7Les trois contributions suivantes étudient l’habitat en tant que source pour l’histoire d’une société. Florent Mérot s’intéresse à l’habitat paysan en vallée de Montmorency aux xviie et xviiie siècles. Après la Fronde, la restructuration de l’économie rurale s’accompagne d’une reconstruction ou d’une modernisation des bâtiments agricoles. Les actes notariés permettent d’en saisir les évolutions majeures : apparition d’un étage ou deux ; généralisation des caves et couplement avec le cellier – ces pièces correspondant à deux moments de la production vinicole ; organisation de l’espace autour de la cour et évolution de la grange ; importance croissante accordée au jardin à vocation horticole situé à l’arrière de la maison. Les indications que renferment les minutes des notaires et parfois l’évolution de la terminologie qui y est employée permettent de saisir le détail des processus. Ils montrent comment la paysannerie d’Île-de-France refonde son mode de vie et son rapport à l’espace pour s’adapter à une ère nouvelle de son histoire.
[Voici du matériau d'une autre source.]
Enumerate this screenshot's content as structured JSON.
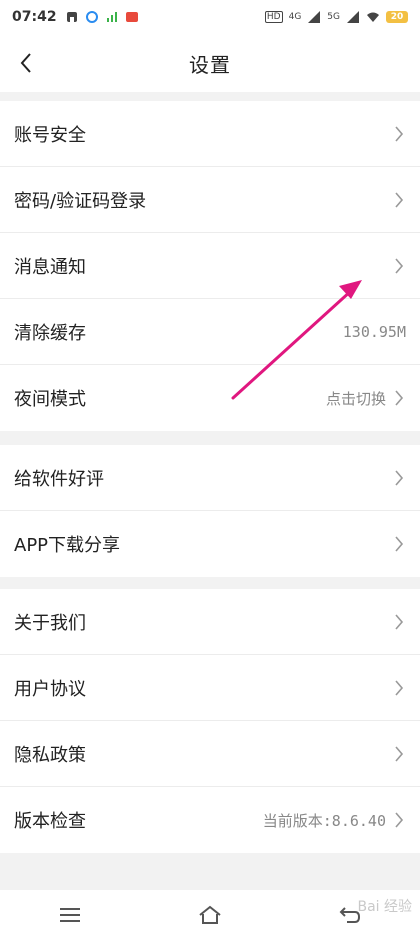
{
  "status_bar": {
    "time": "07:42",
    "hd_label": "HD",
    "net1": "4G",
    "net2": "5G",
    "battery": "20"
  },
  "header": {
    "title": "设置"
  },
  "groups": [
    {
      "items": [
        {
          "label": "账号安全"
        },
        {
          "label": "密码/验证码登录"
        },
        {
          "label": "消息通知"
        },
        {
          "label": "清除缓存",
          "value": "130.95M"
        },
        {
          "label": "夜间模式",
          "value": "点击切换"
        }
      ]
    },
    {
      "items": [
        {
          "label": "给软件好评"
        },
        {
          "label": "APP下载分享"
        }
      ]
    },
    {
      "items": [
        {
          "label": "关于我们"
        },
        {
          "label": "用户协议"
        },
        {
          "label": "隐私政策"
        },
        {
          "label": "版本检查",
          "value": "当前版本:8.6.40"
        }
      ]
    }
  ],
  "annotation_color": "#e0177f",
  "watermark": "Bai 经验"
}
8Thibaut Bechini s’intéresse à l’habitat populaire et explore les sources et les méthodes d’analyse qu’il est possible de mettre en œuvre pour approcher ce que l’on a parfois appelé « l’architecture sans architecte ». Après avoir montré les atouts et les limites de l’approche typologique, il plaide pour une étude de la matérialité de l’architecture grâce à la description des matériaux cités dans les permis de construire. Les casiers sanitaires et les minutes de justices de paix qui concernent les litiges entre propriétaires et locataires apportent également des renseignements utiles, au même titre que les actes de vente dans les archives notariales. Outre les habitants, ces sources révèlent l’importance de ces acteurs de l’auto-construction que sont les maçons et les entrepreneurs. Enfin, Thibaut Bechini en appelle aux vertus de l’approche comparatiste pour mettre en évidence les caractéristiques communes des villes de Marseille et de Buenos Aires qui, par leurs ressemblances autant que par leurs différences, livrent des éléments de compréhension d’un phénomène complexe et difficile à appréhender par son caractère vernaculaire.
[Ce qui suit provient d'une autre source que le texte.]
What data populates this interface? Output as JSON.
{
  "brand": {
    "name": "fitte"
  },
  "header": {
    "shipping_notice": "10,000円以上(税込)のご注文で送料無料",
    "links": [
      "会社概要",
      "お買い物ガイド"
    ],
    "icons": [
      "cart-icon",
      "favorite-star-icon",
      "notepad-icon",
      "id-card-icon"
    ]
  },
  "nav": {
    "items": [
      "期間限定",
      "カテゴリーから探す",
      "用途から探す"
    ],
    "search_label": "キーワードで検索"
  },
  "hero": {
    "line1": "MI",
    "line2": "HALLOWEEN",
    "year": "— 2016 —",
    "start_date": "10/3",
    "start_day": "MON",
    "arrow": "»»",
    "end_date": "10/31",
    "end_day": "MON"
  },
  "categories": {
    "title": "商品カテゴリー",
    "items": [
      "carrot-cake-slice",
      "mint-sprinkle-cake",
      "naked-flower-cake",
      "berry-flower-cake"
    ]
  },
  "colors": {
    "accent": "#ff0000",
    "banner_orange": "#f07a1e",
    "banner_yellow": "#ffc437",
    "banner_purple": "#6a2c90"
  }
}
9C’est à une autre forme d’appropriation de l’espace urbain qu’invite Louise Dorignon avec sa contribution consacrée au paysage urbain de Melbourne en Australie. À partir d’une réflexion sur les apports de l’historiographie récente, il s’agit d’interroger les typologies architecturales au prisme d’une interdisciplinarité ouverte entre géographie, histoire et sociologie d’une part et architecture et construction de l’autre. Mais surtout, il s’agit de comprendre comment les lieux de la ville sont appropriés par les habitants en termes d’investissement économique mais également symbolique. Pour parvenir à cerner ce point précis, il est nécessaire de confronter la perception des lieux par les habitants aux intentions des agences d’architecture qui les ont conçus et réalisés. Il est dès lors possible de comprendre comment l’espace et ses pratiques quotidiennes deviennent les vecteurs d’une culture urbaine qui s’appuie sur l’architecture, ou la détourne de ses objectifs premiers.

10Les deux dernières contributions montrent que l’architecture est tout à la fois productrice et produit de normes. Julie Piront, dans son étude de l’architecture conventuelle des Annonciades célestes, montre que ces ensembles monumentaux sont le fruit de contraintes multiples. La première et la plus importante est celle des règles de cet ordre qui prescrit une clôture rigoureuse et, dans le même temps, une implantation dans le milieu urbain. Les Instructiones fabricae et supellectis ecclesiae libri duo de Carlo Borromeo décrivent les dispositifs sur le plan théorique avec une grande précision. Les Annonciades s’en inspirent pour rédiger le long chapitre consacré à la clôture, sans toutefois préconiser de plan type. Ces textes doivent être confrontés à d’autres sources, celles rédigées par les religieuses elles-mêmes quand elles relatent la construction de leur couvent. Les bâtiments existants sont donc le produit de jeu d’adaptation de la règle de l’ordre en fonction de l’espace urbain et des contraintes financières.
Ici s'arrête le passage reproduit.